Hyperspectral imaging of forests can aid wildfire prevention

Rod Boyce
907-474-7185
Dec. 17, 2021

an image with different colors representing types of vegetation
Image courtesy of Chris Waigl
This processed image from a hyperspectral camera shows a variety of vegetation types, including open and closed aspen and white spruce forest, shown in medium-bright green; closed quaking aspen forest, shown in bright green; and open black spruce and black spruce/paper birch forest, shown in various shades of dark green. It also shows sedge meadows, wetlands and bare ground, all in shades of pink.

University of Alaska Fairbanks scientists are presenting their work at the American Geophysical Union’s fall meeting in New Orleans this week. This article is part of a series highlighting UAF research from the world’s largest Earth and space science meeting.

Airborne hyperspectral imaging can be a valuable tool in wildfire prevention and forest management. That’s the message from a technology demonstration by a University of Alaska Fairbanks postdoctoral fellow who imaged Interior Alaska’s boreal forests to develop the method.
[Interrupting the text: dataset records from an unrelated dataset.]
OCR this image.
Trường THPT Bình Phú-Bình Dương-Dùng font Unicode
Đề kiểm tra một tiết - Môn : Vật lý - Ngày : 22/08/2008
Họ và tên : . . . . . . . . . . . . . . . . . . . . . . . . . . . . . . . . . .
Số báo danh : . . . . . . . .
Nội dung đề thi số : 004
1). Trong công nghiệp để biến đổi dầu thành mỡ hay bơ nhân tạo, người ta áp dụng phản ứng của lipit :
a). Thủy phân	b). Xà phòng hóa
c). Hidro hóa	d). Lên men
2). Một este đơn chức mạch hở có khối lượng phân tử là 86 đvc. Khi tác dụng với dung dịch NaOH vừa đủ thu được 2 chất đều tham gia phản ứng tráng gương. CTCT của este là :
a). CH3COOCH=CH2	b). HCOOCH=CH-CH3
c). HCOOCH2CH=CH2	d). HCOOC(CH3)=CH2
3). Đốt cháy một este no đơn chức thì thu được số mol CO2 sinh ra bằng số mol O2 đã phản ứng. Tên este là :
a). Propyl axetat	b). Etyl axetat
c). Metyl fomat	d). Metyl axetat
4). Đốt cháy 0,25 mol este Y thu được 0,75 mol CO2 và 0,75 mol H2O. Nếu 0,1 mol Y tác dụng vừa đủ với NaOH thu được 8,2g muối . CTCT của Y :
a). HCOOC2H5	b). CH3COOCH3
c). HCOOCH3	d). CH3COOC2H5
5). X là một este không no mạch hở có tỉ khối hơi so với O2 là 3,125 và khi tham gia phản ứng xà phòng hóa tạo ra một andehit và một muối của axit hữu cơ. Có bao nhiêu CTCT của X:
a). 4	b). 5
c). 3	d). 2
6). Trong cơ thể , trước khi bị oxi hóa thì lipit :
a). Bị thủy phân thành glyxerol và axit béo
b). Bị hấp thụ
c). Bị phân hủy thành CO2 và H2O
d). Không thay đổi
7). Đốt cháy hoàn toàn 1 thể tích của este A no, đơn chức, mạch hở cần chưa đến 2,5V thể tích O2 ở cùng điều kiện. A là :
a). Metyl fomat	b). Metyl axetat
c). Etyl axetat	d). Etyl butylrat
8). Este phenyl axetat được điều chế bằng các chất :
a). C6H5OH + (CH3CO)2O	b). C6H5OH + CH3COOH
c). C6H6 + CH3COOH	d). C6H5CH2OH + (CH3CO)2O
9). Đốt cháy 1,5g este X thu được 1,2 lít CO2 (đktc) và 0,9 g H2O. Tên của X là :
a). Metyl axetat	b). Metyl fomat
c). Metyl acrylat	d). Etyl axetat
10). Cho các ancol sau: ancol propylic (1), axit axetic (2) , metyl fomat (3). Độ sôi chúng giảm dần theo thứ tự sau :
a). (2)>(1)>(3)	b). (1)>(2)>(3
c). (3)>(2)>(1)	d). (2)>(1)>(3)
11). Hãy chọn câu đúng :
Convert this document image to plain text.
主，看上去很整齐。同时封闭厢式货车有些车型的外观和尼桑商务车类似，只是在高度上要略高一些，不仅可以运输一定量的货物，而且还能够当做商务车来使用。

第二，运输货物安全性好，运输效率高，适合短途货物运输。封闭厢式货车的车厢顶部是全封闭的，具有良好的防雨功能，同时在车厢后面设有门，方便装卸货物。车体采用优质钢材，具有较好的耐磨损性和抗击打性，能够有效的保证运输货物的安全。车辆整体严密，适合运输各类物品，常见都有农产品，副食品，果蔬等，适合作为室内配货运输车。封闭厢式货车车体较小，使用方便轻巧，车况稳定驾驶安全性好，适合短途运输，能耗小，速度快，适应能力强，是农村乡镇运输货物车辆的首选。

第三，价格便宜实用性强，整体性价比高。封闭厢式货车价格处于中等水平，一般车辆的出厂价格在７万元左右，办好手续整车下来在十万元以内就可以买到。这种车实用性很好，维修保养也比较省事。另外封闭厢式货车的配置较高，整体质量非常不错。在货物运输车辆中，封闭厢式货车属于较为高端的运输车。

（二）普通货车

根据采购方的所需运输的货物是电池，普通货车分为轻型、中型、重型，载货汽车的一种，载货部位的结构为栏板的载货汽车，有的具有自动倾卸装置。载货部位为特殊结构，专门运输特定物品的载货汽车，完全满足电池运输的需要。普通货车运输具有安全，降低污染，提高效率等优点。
The practice demonstrated by Chris Waigl of the UAF Geophysical Institute provides highly detailed imagery that indicates fuel type and that can also be used to monitor fuel condition — right down to the species of an individual tree. Is it a black spruce? Is it a birch? Is it alive?

It’s all vital information for wildfire prevention and community risk assessment.

“With the images and spectra we get from the HySpex camera, we can actually classify each pixel,” Waigl said. “We can even identify individual trees.”

Hyperspectral cameras image an area in hundreds of wavelengths across the electromagnetic spectrum, including many not visible to the human eye. That differs from other cameras, which typically only image in the primary colors of red, green and blue.

In hyperspectral imagery, the reflectivity of an object can reveal much more information about that object.

The Geophysical Institute has the only hyperspectral imaging facility in the state at its Hyperspectral Imaging Laboratory.

Waigl said hyperspectral imaging can be used for forest management, wildfire prevention and monitoring of fire risk around communities and infrastructure.

“We're doing this because the existing fuel maps are not very good,” she said.